Weekly Round-Up: May's End
Dueling, Etiquette, and Toast
Reading: From The New Yorker archives, this 2007 piece by Arthur Krystal on the history of dueling. Did you know Queen Elizabeth II kept an “official champion” on staff, just in case some errant knave issued a challenge to her right to rule? I wonder if King Charles does; I imagine he must - one can’t be too careful.
I would read a novel about being the monarch’s official dueling proxy in 2026: life is a slow decline into obsolescence, Parliament wonders what they are paying you for, and then, one fine spring day, a challenger comes forward…Starring Walton Goggins?

Phoebe Maltz Bovy’s The Last Straight Woman: On Desiring Men is both a serious examination of recent trends in feminist thought and a lighthanded romp through representations of female heterosexuality in 20th-century British sitcoms. (Like Maltz Bovy, I consider Onslow from Keeping Up Appearances an aspirational figure for people of any persuasion).
Maltz Bovy’s wry, considered approach to the emergence of “ban men” essays - “They can also have a way of leading people (‘people’ as in, me) to confuse irritation at having to do the normal chores of adulthood with a righteous cause that could be overcome in a way other than suddenly waking up a gazillionaire” - also made me think of Parul Sehgal’s brilliant review of Sarah Manguso’s Liars for The New Yorker.
Sehgal is one of my favorite literary critics, especially for her discerning and unflinching turns of phrase (“these steely certainties, swaddled in baby talk and baby thinking”) which cut through mountains of bullshit cloaked in overwrought, underdeveloped prose to reveal what’s actually going on.
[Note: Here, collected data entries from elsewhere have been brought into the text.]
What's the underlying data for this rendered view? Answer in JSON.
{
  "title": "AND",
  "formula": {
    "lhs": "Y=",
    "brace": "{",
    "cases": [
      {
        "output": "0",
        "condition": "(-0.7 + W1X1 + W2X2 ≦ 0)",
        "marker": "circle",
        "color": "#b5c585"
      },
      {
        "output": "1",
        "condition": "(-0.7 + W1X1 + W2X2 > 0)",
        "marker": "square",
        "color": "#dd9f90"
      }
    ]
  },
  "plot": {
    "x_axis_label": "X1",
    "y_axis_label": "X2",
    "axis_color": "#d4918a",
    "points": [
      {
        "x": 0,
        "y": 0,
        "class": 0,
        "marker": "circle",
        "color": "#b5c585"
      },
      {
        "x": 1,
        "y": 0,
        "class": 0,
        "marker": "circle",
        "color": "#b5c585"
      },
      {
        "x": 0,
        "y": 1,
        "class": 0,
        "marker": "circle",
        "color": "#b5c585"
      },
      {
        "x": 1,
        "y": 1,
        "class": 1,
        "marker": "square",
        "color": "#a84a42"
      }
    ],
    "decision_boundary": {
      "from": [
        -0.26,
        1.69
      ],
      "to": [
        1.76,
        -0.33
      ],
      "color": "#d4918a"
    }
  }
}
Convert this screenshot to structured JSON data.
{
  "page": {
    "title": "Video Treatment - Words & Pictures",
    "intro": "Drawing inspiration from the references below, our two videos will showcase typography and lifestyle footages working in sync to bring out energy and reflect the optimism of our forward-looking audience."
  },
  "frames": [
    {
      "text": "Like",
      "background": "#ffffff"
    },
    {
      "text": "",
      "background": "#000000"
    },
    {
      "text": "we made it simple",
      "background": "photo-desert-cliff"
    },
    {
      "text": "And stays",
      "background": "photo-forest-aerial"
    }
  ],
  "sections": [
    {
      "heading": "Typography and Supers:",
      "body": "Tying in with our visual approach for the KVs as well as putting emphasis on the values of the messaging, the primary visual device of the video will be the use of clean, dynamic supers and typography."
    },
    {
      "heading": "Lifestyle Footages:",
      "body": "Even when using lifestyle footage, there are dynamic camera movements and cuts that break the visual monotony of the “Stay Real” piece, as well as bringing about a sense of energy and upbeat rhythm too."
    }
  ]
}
She takes a different approach in her most recent review, of Gisele Pelicot’s A Hymn to Life for The New York Times Magazine, which is a great example of her compassionate analysis and clarity of thought - I will be thinking about this piece for a long time!
Both Maltz Bovy and Sehgal push back against the way a flurry of thinkpieces - on the end of men, on the end of marriage - whose vocabulary seeps into the zeitgeist (“you’ve got to throw the whole man away”) become stand-ins for actual shifts in culture. In that vein, and on a completely different note, I’ve been enjoying Sarah Jane Ho’s 2024 etiquette guide, Mind Your Manners: How to Be Your Best Self in Any Situation.
You may recall that I have strong feeling about the righteous urgency of etiquette to a functioning society (when was the last time you took a train or a plane without being subjected to someone’s phone on full volume?) and I love that Ho acknowledges that etiquette 1.) can be learned and 2.) is important. There’s nothing wishy-washy here about how the real etiquette is the condescending game of convincing yourself that the insane person on the train blasting a video game from their iPhone speakers is actually just so socially disadvantaged that they can’t possibly know any better and allowing ourselves to be treated thus is a manifestation of social justice. Ho is deeply privileged (if you take a shot every time she mentions Harvard Business School, you’ll be in trouble), and sometimes charmingly out of touch, as when she offers feng shui tips for the placement of one’s office desk, as though anyone has a choice about where they sit at work, but I like the cut of her jib.
On the topic of self-help books, I’ve been contemplating a re-read of Megan Fairchild’s The Ballerina Mindset: How to Protect Your Mental Health While Striving for Excellence. Could I be any more different from Megan Fairchild, MBA and mother of 3, whose 25-year career as a principal dancer at New York City Ballet came to a close last Sunday with a joyful final performance of Coppelia? Just watching one of her Instagram stories makes me need a lie-down. I’m also a 43-year old whose biggest achievement this week was making it through Barry’s Bootcamp three times without crying. But I love Fairchild’s book - part of her genius is her lightly-worn humanity: when an artist who has developed so beautifully under such pressure shares a bit of how she did it, who am I not to listen?
Toasting: I caved and bought the little OurPlace Wonder Oven for the simple reason that it looks really good on my kitchen counter. Also it makes really good toast. I have already warmed so many pain au chocolat in this thing that I feel like Adrian Mole in his loft on Rat Wharf, heating his frozen M&S croissants, hopefully minus the aggressive swan and looming financial ruin.
Wearing: This incredible 2019 Prada skirt which I bought from the incomparable Lizzie Wheeler over at Shit.U.Should.Buy and debuted at The Odeon on a cold, rainy evening.
Failing At: The Raphael exhibit at the Met. I wish I had something to say about it, but it was so terribly crowded, full of people rushing up to the art to snap a photograph on their iPhones that they will never, ever look at again, that I couldn’t think. It’s the same with any big Met exhibit now, even during Members’ hours. You’re better off enjoying the permanent collection.







Agree re the Met and omgoddess to la Prada skirt, o my
Does your large oven get jealous of the new baby brother getting to do all the pains au chocolat?